Erstes Paar der Welt: Diese Frauen trugen Baby gemeinsam aus

London - Es ist ein wegweisendes Verfahren, das viele lesbische Paare auf der gesamten Welt noch näher zusammenbringen könnte. Erstmals trugen zwei Frauen aus Großbritannien ihr Kind gemeinsam aus.

Erstmals kam ein Baby auf die Welt, das von zwei lesbischen Partnerinnen gemeinsam ausgetragen wurde. (Symbolbild)
Erstmals kam ein Baby auf die Welt, das von zwei lesbischen Partnerinnen gemeinsam ausgetragen wurde. (Symbolbild)  © 123RF subbotina

Jasmine Francis-Smith (28) und ihre Ehefrau Donna (30) lernten sich im Jahr 2014 beim Online-Dating kennen. Gemeinsam wollten beide unbedingt ein Kund haben.

Da es aber in der Natur der Sache liegt, dass nur eine der beiden Frauen das Kind austragen kann, musste der Biologie ein Schnippchen geschlagen werden.

Forscher entwickelten deshalb ein "Shared Motherhood"-Verfahren (Geteilte-Mutterschaft-Verfahren).

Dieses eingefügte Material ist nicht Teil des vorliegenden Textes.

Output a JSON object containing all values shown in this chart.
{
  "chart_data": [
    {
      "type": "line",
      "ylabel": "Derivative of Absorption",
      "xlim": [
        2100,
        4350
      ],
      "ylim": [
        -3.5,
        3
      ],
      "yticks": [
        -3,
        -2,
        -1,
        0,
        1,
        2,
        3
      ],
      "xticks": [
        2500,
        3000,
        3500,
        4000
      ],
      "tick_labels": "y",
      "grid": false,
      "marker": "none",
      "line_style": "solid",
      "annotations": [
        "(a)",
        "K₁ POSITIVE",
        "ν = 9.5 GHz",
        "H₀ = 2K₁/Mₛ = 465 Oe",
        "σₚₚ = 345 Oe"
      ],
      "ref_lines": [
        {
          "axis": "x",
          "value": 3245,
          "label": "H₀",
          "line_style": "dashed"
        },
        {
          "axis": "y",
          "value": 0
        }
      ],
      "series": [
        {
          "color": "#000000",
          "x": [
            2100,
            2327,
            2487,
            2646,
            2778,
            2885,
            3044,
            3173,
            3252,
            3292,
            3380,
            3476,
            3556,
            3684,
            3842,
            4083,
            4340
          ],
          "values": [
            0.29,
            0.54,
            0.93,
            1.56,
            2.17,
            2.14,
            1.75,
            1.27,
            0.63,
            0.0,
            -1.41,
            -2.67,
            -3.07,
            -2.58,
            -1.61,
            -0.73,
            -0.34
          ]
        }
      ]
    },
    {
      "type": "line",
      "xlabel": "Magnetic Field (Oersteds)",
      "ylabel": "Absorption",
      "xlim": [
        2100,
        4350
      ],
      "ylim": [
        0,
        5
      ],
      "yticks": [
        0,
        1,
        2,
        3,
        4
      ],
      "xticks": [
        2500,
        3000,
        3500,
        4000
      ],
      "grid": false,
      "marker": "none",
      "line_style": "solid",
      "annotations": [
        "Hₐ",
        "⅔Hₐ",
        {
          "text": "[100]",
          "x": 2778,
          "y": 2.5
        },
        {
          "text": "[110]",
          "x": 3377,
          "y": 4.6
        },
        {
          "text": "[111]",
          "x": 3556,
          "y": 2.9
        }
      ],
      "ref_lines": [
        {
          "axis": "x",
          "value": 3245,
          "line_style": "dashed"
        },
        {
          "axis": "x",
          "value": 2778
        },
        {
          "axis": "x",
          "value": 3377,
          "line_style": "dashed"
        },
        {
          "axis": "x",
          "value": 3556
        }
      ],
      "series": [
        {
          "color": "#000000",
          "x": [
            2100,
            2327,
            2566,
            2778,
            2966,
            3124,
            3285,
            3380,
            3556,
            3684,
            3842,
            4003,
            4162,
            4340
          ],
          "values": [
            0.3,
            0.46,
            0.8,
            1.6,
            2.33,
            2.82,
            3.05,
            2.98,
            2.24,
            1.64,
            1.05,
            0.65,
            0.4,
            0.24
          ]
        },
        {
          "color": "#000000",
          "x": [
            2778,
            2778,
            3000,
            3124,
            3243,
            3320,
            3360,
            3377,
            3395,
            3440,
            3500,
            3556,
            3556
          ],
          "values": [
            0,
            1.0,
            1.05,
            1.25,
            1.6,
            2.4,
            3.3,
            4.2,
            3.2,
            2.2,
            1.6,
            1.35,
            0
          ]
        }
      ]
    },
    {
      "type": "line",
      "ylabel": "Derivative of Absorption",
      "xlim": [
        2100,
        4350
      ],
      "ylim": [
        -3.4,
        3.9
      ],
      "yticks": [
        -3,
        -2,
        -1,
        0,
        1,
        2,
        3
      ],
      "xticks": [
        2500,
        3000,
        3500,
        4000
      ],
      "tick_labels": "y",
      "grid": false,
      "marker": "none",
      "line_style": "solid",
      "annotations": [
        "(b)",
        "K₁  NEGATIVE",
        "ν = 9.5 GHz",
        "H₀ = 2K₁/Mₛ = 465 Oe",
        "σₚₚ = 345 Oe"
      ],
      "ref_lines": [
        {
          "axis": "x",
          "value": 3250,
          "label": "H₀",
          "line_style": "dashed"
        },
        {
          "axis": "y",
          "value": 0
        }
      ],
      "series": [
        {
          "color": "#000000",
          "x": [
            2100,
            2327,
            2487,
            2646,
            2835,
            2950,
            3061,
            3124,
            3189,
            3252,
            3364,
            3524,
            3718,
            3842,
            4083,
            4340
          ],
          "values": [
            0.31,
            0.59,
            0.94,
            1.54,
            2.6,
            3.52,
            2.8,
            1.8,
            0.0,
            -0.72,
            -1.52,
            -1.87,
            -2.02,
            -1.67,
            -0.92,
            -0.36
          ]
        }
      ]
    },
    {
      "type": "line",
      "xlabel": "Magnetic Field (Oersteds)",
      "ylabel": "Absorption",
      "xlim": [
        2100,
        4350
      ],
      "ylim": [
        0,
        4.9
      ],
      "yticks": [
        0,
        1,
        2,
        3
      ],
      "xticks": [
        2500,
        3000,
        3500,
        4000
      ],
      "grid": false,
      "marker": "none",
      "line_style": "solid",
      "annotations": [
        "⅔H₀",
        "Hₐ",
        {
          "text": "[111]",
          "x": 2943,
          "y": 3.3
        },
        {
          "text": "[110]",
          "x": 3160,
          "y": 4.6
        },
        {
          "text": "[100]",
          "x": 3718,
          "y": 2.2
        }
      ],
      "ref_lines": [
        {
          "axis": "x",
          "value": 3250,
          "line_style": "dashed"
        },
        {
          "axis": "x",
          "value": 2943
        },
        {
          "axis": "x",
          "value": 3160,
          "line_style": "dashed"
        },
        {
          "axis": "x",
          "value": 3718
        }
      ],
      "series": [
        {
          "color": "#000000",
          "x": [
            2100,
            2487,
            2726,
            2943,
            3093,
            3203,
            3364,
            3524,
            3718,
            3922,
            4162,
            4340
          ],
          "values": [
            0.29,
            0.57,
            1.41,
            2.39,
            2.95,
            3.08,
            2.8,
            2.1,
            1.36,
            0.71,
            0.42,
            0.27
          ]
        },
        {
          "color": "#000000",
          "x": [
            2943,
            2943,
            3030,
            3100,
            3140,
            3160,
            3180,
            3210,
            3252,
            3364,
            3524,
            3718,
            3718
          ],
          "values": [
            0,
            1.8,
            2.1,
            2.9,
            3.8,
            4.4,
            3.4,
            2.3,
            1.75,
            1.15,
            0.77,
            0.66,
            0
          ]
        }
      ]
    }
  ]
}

Die Eizelle wird dabei einer Frau (Donna) entnommen und anschließend der anderen Frau (Jasmine) befruchtet eingesetzt.

Wie bei einer ganz gewöhnlichen Schwangerschaft wird der Fötus dann von ihr ausgetragen und auf die Welt gebracht.

Nach der geglückten Geburt ihres Sohnes Otis schwärmt Donna im "Telegraph" über das neue Verfahren: "Es gibt viele gleichgeschlechtliche Paare, bei denen eine Person die ganze Sache macht. [...] (Das Verfahren) hat uns definitiv emotional näher zusammengebracht. Wir sind sowieso ein inniges Paar, aber wir haben beide eine besondere Beziehung zu Otis, die durch die Art und Weise, wie wir es gemacht haben, gefördert wurde."

Durch Schwangerschaft sind sich beide noch näher gekommen

Lesbische Frauen könnten durch das Verfahren noch eine engere Bindung zu ihrem Kind aufbauen. (Symbolbild)
Lesbische Frauen könnten durch das Verfahren noch eine engere Bindung zu ihrem Kind aufbauen. (Symbolbild)  © 123RF delcreations

Und auch Jasmine sieht in der geteilten Schwangerschaft nur Vorteile. Dem "Mirror" sagte sie: "Durch das Verfahren haben Donna und ich uns im gesamten Prozess wirklich gleich gefühlt und sind uns emotional näher gekommen. Wir sind eine echte Familie. Wenn wir das alles nochmal so machen müssten, wir würden nichts ändern."

Ob Otis ihr einziges Kind bleibt oder vielleicht Donna beim nächsten Mal das Baby austragen darf, verrieten die Frauen nicht.

Zweifelsohne scheint diese Art der Schwangerschaft aber ein absoluter Zugewinn für lesbische Paare zu sein, die sie emotional noch mehr an ihr Kind bindet.

Und so ist auch der medizinische Direktor der zuständigen Frauenklinik nach dem gelungenen Erstversuch hochzufrieden: "Es ist das erste Mal, dass wir es getan haben. Es ist sehr aufregend, weil es bedeutet, dass lesbische Paare, die gemeinsam Babys haben wollen, sich aktiv am Kreieren des Embryos und des Babys beteiligen können."

Es wird spannend zu sehen sein, ob dieses Verfahren in Deutschland Einzug hält.